In Memory of D’Arcy McKenzie. Christopher Houghton Budd Convenor, Economics Conference of the Goetheanum

Speaking I’m sure for his other colleagues in the Economics Conference work, I would like to share a memory of D’Arcy, whose presence and contributions to our work will be greatly missed.
Christopher Houghton Budd:

 

…in future time must come,
when we exist for one another,
and not the one, by means of others.
So shall the goal of earth be gained,
when each at rest within our selves,
can gladly give to others,
what neither would demand.
                   R. Steiner
I first met D’Arcy through the late Tamara Slayton on the occasion of a ‘Colours of Money’ seminar in Toronto. I was very happy to have a ‘real’ accountant in the mix and one experienced in the field of pensions and financial markets. With a paternal pedigree in these areas to boot!
I learned much from D’Arcy through talks, emails, and one-on-one discussions. Sometimes it was a strain to get through his often-poor diction (says the copper to the kettle), but listen carefully and one could witness an active and original mind when it came to finance and the struggles humanity faces in this field.

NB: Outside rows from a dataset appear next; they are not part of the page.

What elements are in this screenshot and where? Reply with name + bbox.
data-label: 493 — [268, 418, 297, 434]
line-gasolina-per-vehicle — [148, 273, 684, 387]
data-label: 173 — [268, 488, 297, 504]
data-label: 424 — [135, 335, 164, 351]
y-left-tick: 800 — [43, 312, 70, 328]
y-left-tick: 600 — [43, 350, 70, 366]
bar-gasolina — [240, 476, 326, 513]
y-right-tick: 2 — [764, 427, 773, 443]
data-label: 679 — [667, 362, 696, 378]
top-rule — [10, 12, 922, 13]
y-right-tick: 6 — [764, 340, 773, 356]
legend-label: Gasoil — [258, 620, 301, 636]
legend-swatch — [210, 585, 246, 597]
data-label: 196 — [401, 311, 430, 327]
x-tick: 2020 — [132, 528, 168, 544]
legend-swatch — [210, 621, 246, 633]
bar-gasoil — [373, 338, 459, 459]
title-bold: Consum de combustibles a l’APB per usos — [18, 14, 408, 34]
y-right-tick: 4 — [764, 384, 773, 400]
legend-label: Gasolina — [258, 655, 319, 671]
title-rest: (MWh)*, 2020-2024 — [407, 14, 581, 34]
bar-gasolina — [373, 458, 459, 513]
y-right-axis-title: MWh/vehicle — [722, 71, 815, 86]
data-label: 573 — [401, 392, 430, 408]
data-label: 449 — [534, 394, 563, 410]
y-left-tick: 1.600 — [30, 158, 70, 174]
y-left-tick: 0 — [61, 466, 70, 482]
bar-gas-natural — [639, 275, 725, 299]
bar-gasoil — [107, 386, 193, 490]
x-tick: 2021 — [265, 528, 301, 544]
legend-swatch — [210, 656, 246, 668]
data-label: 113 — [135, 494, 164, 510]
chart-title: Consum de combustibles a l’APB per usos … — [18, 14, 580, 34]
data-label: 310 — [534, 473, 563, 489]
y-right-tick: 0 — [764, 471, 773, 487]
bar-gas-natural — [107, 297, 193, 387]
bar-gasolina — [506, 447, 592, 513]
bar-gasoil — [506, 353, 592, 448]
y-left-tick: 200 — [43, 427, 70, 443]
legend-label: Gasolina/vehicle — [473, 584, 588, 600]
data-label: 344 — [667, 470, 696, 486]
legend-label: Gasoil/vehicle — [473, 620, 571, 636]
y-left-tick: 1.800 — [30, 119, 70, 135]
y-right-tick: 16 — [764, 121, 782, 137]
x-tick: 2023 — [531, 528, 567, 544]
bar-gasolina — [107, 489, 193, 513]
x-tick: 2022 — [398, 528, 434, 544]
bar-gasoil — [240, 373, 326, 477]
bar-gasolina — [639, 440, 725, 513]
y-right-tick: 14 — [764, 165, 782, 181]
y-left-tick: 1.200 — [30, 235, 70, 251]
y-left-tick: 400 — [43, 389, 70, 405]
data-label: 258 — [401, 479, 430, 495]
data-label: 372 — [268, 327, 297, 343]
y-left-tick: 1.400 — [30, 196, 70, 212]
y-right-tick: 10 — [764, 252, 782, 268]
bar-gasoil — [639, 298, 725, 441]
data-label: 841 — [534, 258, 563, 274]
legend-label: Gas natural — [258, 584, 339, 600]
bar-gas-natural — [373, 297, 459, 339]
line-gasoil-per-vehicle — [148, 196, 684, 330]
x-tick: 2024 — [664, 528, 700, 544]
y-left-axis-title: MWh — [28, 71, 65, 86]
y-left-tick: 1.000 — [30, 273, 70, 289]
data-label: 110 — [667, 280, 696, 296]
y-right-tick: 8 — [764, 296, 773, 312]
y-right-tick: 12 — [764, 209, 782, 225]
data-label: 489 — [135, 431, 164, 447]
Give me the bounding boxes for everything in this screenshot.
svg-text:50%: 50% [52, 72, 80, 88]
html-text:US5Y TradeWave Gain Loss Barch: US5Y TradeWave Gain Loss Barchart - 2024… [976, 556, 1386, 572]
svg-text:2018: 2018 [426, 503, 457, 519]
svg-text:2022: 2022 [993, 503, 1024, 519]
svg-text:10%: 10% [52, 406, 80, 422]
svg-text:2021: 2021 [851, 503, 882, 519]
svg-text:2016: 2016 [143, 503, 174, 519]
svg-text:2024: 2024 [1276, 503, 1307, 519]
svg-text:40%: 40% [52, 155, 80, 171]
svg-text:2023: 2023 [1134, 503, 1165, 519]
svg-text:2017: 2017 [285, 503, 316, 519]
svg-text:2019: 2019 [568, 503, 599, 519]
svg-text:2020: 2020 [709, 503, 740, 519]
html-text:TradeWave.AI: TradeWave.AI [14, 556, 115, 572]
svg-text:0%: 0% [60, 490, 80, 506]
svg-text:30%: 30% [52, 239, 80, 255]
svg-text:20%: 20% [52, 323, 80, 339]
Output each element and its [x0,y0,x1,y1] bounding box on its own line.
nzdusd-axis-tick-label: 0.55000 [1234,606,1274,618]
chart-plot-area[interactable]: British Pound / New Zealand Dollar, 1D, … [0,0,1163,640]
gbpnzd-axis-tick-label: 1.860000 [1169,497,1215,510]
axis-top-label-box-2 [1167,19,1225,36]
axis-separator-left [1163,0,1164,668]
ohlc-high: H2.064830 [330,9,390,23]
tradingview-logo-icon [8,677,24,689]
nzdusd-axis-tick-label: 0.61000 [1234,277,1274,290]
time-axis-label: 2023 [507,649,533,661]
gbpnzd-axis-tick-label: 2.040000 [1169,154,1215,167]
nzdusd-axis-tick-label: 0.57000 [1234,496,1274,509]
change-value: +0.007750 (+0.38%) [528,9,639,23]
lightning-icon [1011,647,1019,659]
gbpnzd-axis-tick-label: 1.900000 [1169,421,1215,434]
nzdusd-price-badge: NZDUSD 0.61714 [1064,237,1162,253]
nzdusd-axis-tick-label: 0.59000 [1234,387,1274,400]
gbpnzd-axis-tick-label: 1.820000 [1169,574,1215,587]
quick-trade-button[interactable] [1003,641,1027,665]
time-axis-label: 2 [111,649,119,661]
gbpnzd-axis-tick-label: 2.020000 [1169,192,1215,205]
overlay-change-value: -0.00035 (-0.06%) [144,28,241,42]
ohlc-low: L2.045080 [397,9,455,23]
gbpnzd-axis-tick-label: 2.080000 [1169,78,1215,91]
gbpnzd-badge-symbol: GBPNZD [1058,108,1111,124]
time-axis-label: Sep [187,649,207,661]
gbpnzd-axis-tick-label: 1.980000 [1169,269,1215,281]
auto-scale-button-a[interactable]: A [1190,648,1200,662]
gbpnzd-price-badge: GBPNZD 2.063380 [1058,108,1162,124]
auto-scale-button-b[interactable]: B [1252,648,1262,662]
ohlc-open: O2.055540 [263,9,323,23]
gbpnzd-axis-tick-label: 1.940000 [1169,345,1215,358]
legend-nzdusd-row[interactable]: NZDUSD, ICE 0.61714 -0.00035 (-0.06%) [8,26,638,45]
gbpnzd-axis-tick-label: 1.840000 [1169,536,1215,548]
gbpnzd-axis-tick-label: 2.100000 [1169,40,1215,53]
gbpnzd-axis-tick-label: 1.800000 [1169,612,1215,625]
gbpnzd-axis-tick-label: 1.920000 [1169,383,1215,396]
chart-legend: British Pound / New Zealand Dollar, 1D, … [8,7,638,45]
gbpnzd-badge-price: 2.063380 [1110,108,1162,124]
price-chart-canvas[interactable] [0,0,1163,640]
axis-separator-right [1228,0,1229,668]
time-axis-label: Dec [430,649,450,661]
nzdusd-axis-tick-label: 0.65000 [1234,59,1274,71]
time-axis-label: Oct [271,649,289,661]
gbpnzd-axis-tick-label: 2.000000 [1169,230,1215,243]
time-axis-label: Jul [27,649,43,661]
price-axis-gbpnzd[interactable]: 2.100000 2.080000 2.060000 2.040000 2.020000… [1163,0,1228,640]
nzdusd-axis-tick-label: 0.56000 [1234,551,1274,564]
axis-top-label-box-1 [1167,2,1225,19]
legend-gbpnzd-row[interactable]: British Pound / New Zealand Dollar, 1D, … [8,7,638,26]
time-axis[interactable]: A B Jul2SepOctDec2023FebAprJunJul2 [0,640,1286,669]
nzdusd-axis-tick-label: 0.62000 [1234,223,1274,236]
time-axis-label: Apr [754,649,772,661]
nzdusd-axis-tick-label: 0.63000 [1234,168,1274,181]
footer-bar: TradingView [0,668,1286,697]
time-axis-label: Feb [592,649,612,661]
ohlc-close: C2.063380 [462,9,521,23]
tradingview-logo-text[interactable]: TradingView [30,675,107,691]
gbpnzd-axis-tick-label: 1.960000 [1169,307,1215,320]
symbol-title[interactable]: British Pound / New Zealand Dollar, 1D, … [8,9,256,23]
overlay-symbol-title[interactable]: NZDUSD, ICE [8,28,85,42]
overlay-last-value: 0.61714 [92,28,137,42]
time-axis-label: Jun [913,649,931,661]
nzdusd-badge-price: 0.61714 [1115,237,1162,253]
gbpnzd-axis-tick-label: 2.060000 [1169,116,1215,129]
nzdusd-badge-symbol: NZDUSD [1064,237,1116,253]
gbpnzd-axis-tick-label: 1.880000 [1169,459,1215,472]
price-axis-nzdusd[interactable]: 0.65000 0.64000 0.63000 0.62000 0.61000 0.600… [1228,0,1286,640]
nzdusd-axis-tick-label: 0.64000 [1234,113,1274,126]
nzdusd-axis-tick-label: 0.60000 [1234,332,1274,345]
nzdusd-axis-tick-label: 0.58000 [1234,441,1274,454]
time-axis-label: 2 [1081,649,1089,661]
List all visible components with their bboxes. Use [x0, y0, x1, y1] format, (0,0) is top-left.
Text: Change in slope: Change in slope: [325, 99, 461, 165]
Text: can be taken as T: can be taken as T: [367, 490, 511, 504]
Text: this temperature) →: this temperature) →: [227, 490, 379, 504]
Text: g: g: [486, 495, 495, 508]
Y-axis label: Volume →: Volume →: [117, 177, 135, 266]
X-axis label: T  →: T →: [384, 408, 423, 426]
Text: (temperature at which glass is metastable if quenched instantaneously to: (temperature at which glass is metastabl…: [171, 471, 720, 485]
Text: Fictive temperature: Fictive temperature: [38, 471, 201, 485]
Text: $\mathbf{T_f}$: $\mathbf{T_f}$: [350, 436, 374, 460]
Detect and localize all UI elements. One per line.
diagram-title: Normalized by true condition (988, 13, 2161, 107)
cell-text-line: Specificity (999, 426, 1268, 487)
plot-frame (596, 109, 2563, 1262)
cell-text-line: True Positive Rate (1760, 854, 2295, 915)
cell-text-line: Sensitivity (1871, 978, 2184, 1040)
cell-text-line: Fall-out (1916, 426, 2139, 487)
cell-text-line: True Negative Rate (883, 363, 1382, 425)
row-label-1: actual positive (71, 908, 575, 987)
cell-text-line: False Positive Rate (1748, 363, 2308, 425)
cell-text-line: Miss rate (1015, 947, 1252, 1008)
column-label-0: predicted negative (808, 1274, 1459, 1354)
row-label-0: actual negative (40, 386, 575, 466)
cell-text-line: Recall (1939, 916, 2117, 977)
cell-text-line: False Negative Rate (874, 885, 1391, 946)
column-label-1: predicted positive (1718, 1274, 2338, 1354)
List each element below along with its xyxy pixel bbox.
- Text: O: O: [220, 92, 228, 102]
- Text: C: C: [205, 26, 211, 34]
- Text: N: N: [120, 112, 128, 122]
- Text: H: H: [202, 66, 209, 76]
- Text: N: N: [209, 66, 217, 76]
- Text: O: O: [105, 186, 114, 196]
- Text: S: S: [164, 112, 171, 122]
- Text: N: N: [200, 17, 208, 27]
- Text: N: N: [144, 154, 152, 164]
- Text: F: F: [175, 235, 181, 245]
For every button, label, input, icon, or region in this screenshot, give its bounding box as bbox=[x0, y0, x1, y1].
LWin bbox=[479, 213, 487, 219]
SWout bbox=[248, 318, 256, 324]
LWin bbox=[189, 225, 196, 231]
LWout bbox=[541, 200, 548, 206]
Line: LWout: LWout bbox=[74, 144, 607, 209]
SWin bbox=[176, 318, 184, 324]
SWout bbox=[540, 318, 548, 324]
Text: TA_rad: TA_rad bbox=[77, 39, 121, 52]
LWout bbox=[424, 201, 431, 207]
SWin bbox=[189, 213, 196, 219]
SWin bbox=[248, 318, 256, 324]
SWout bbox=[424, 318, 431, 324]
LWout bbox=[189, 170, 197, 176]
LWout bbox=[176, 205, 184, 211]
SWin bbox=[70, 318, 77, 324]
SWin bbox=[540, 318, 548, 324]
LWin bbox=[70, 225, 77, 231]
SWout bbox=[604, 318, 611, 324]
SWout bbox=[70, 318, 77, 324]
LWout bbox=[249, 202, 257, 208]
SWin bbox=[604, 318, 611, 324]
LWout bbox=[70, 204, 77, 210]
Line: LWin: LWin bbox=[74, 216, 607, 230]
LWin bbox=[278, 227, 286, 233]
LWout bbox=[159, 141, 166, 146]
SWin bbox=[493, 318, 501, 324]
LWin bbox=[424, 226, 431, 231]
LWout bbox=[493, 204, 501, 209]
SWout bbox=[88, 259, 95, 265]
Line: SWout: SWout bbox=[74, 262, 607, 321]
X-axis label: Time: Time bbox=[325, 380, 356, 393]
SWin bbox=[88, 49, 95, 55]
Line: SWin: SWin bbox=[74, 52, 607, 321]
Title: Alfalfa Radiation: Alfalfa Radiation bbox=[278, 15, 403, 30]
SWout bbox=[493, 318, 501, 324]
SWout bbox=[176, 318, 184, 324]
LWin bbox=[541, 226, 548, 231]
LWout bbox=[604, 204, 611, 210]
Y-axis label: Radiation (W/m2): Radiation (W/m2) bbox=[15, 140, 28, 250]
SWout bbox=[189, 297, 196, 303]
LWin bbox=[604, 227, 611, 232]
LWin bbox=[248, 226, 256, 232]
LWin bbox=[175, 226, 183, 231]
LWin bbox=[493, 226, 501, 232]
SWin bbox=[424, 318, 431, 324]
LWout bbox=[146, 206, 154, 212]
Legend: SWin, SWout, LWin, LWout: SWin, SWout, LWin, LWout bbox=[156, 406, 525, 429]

Too often in our movement those who otherwise take Rudolf Steiner very seriously, stop at his ideas about finance. Or, without any training in that world, condemn it without ground or insight. Not so, D’Arcy. Not only in his understanding, but also in his walking, he sought a different talk.
D’Arcy was also active in parent-teacher affairs and the travails of running a Waldorf school. Here again I learned a lot from him. Sometimes he would bike out in his shorts at dawn to meet me at Pearson Airport on a lay-over en route to or from Chile. In those chats he had the better of me, as I was usually jet-lagged.
Towards the end of his all-too-short life, he took up with renewed earnestness Steiner’s economics lectures and especially the role accounting can play not only in interpreting what Steiner said and meant, but also in bridging from his ideas to today’s realities.
It is very sad to see D’Arcy go, except that I sense he will make relatively short work of his passing, and turn as soon as he can, if he hasn’t already, to encourage us still here to press forward.
I say this because he has left us at a crucial moment. The work of the Economics Conference, if I may say so, brought him, and indeed all of us, to the brink of seeing that money is bookkeeping and that bookkeeping is money. We have been able to articulate this without wrapping it up in anthroposophical terminology. Instead, it can now live as raw soul experience through which the one knows oneself in spiritual fact – the true empiricism of finance.
When one comes to that point, the threshold moves from in front to behind and the question arises: Now where am I? And, for accountants and economists, at least, does this mean ‘job done’, time to move on?
The question I find myself asking is this: What in their next life becomes of those who steep themselves in money and numbers? Whence comes that kind of biography and whither does it lead one?
As we watch D’Arcy fade into his future, I fancy that if we are attentive enough we will see him turn and look back and with his ever-ready smile intimate that he has already glimpsed the answer to that question.